戦車が見つかると、不発弾が爆発しないように内務省の役人が弾薬を回収し、さらに戦車が沈んでいる沼を排水します。周辺には地雷が埋められている可能性もあるため、地雷も全て排除します。ウラジーミルさんは地雷や不発弾の暴発をよけるおまじないとして、毎回近くにある木を3回ノックするとのこと。戦車は鉄製の網にひっかけられて、修理工場までトラックでけん引されます。

一例として、以下のKV-1は2015年11月にベラルーシのセンノという町の近くで引き上げられました。このKV-1は1941年7月のスモレンスクの戦いで退却する際に湿地へはまってしまった一台とのことで、47トンという重さで湿地を抜け出すことができず、やむを得ず爆破されたにも関わらず形をとどめていたもの。砲塔の側面には乗組員の名前がペイントされています。

なお、こうした戦車の中には、チョコレート・ヘアブラシ・双眼鏡・靴下など、戦車に乗っていた兵士の持ち物もそのまま残っていることも多いそう。

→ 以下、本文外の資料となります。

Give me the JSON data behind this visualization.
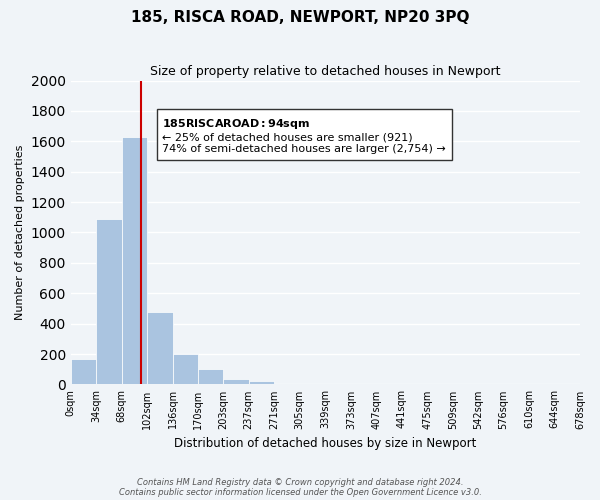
{
  "title": "185, RISCA ROAD, NEWPORT, NP20 3PQ",
  "subtitle": "Size of property relative to detached houses in Newport",
  "xlabel": "Distribution of detached houses by size in Newport",
  "ylabel": "Number of detached properties",
  "bin_labels": [
    "0sqm",
    "34sqm",
    "68sqm",
    "102sqm",
    "136sqm",
    "170sqm",
    "203sqm",
    "237sqm",
    "271sqm",
    "305sqm",
    "339sqm",
    "373sqm",
    "407sqm",
    "441sqm",
    "475sqm",
    "509sqm",
    "542sqm",
    "576sqm",
    "610sqm",
    "644sqm",
    "678sqm"
  ],
  "bar_values": [
    170,
    1090,
    1630,
    480,
    200,
    100,
    35,
    20,
    0,
    0,
    0,
    0,
    0,
    0,
    0,
    0,
    0,
    0,
    0,
    0
  ],
  "bar_color": "#aac4e0",
  "bar_edge_color": "#aac4e0",
  "vline_x": 94,
  "vline_color": "#cc0000",
  "ylim": [
    0,
    2000
  ],
  "yticks": [
    0,
    200,
    400,
    600,
    800,
    1000,
    1200,
    1400,
    1600,
    1800,
    2000
  ],
  "annotation_title": "185 RISCA ROAD: 94sqm",
  "annotation_line1": "← 25% of detached houses are smaller (921)",
  "annotation_line2": "74% of semi-detached houses are larger (2,754) →",
  "annotation_box_color": "#ffffff",
  "annotation_box_edge": "#333333",
  "footnote1": "Contains HM Land Registry data © Crown copyright and database right 2024.",
  "footnote2": "Contains public sector information licensed under the Open Government Licence v3.0.",
  "bg_color": "#f0f4f8",
  "plot_bg_color": "#f0f4f8",
  "grid_color": "#ffffff",
  "bin_edges": [
    0,
    34,
    68,
    102,
    136,
    170,
    203,
    237,
    271,
    305,
    339,
    373,
    407,
    441,
    475,
    509,
    542,
    576,
    610,
    644,
    678
  ]
}
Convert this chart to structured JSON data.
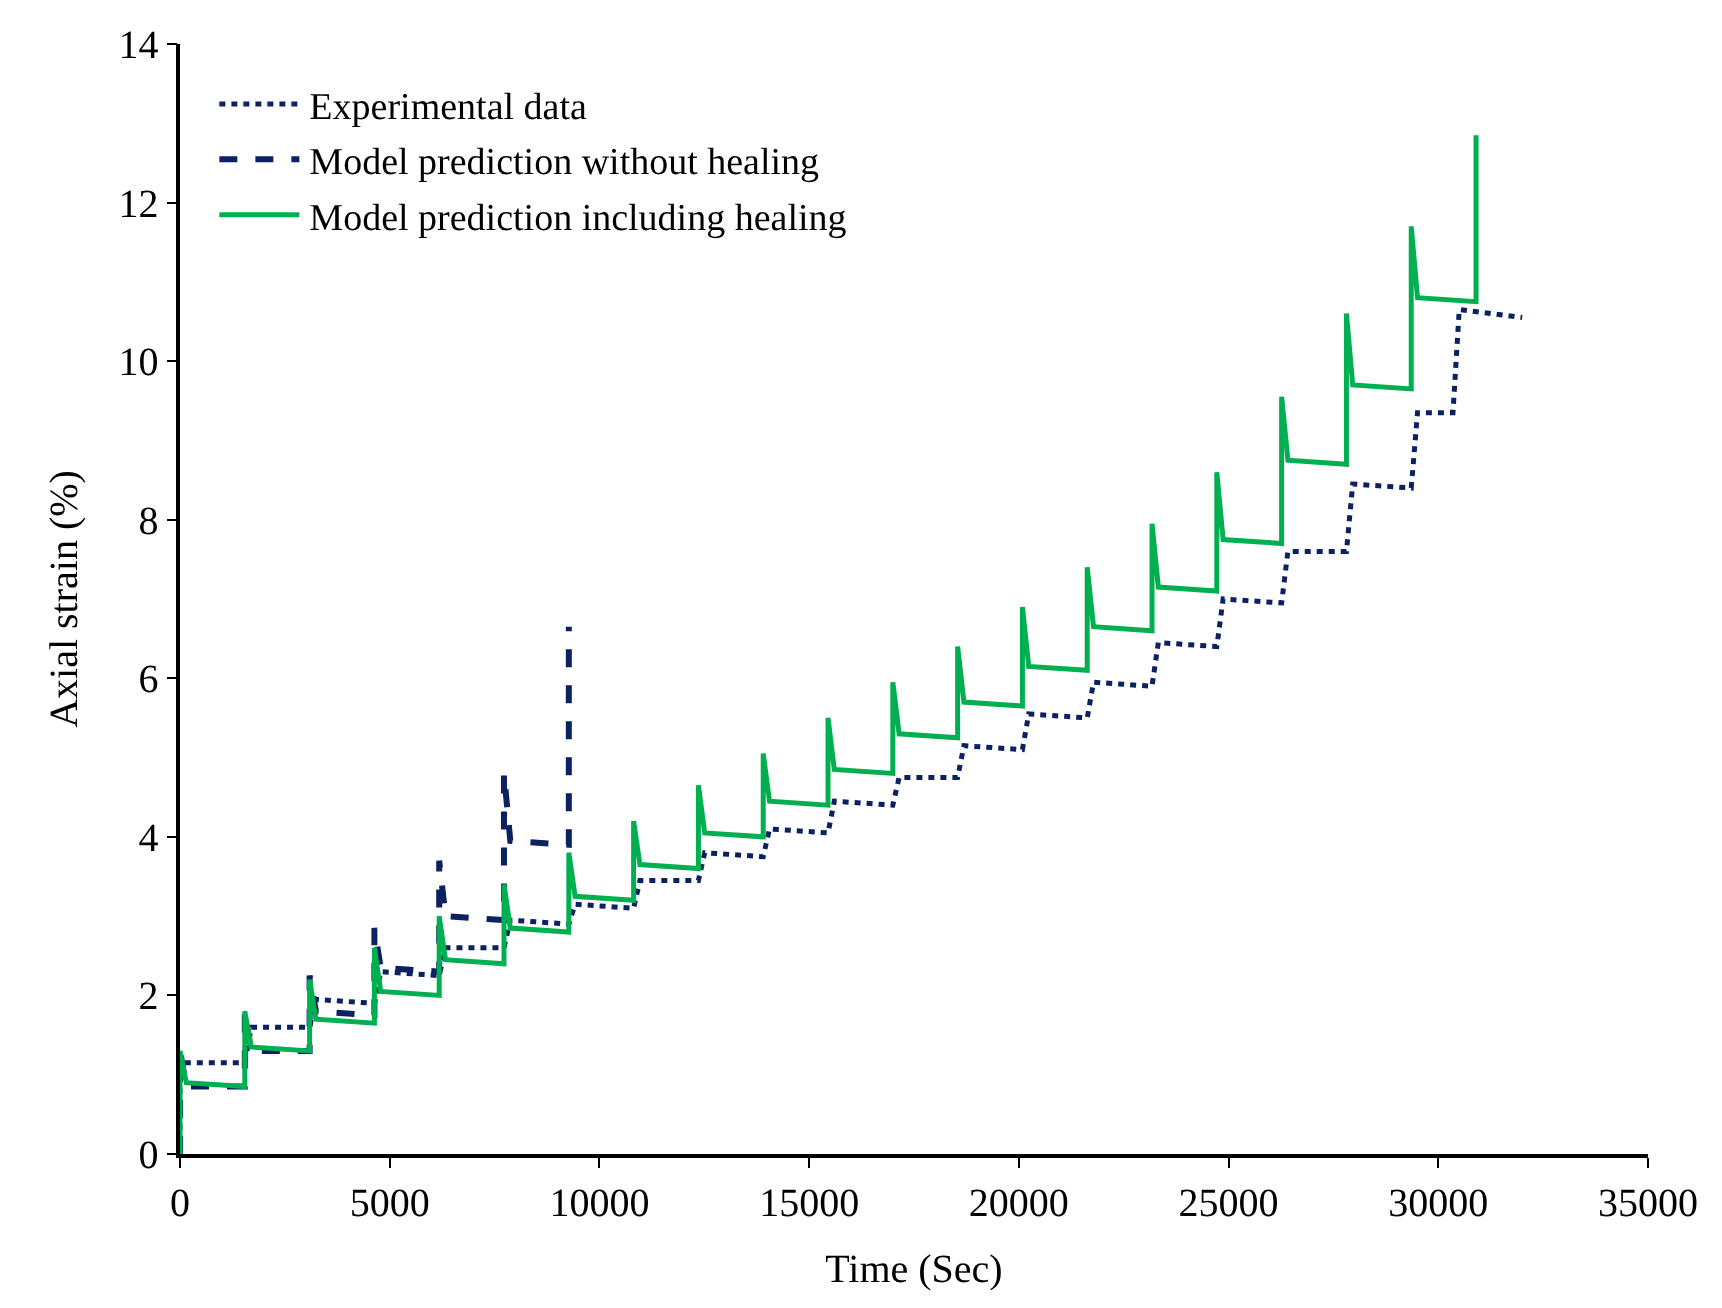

ミカルツキさんは引き上げたドイツ戦車の中から出てきたチョコレートを食べたこともあるとのこと。

戦車を修理するのは、戦車を持ち上げるよりもずっと時間がかかります。例えばKV-1は修復するために5カ月必要だったとのこと。なぜなら軍用車両は作られた年や工場によって部品や設計が違うことも多く、特にソ連の戦車は専門工ではなく徴用された子どもによって組み立てられたものもあり、仕組みやパーツの精度がバラバラだからです。幼い頃から機械工として訓練していたウラジーミルさんは回収された戦車を修理する方法を知る唯一の人物で、色んな車両からパーツを調達したり、一から作るなどして修理します。

こうして修理された戦車はスターリン・ラインで展示されます。実際に動き、弾を撃てるまでにレストアされているので、その一部はパレードや映画の撮影などにも使われ、PCゲームの「World of Tanks」で使われている戦車の音にはウラジーミルさんが修理した戦車で録音されたものもあるとのこと。

スターリン・ラインでは年に15回ほど、第二次世界大戦の戦争を再現するイベントが開催されています。そのため、以前はソ連軍のものを主に修理していたそうですが、今ではドイツ軍の車両も修理するとのこと。もちろんイベントではソ連軍のKV-1が、ドイツ軍のIII号戦車や38(t)戦車を撃破する内容となっていますが、ウラジーミルさんやミカルツキさんは複雑な気持ちを抱くそうで、「ドイツ軍の戦車でも私たちのお気に入りです。ドイツ戦車を修理するのは幸せで、修理が終わったドイツ戦車が工場を離れると思わず涙がこぼれます」と語っています。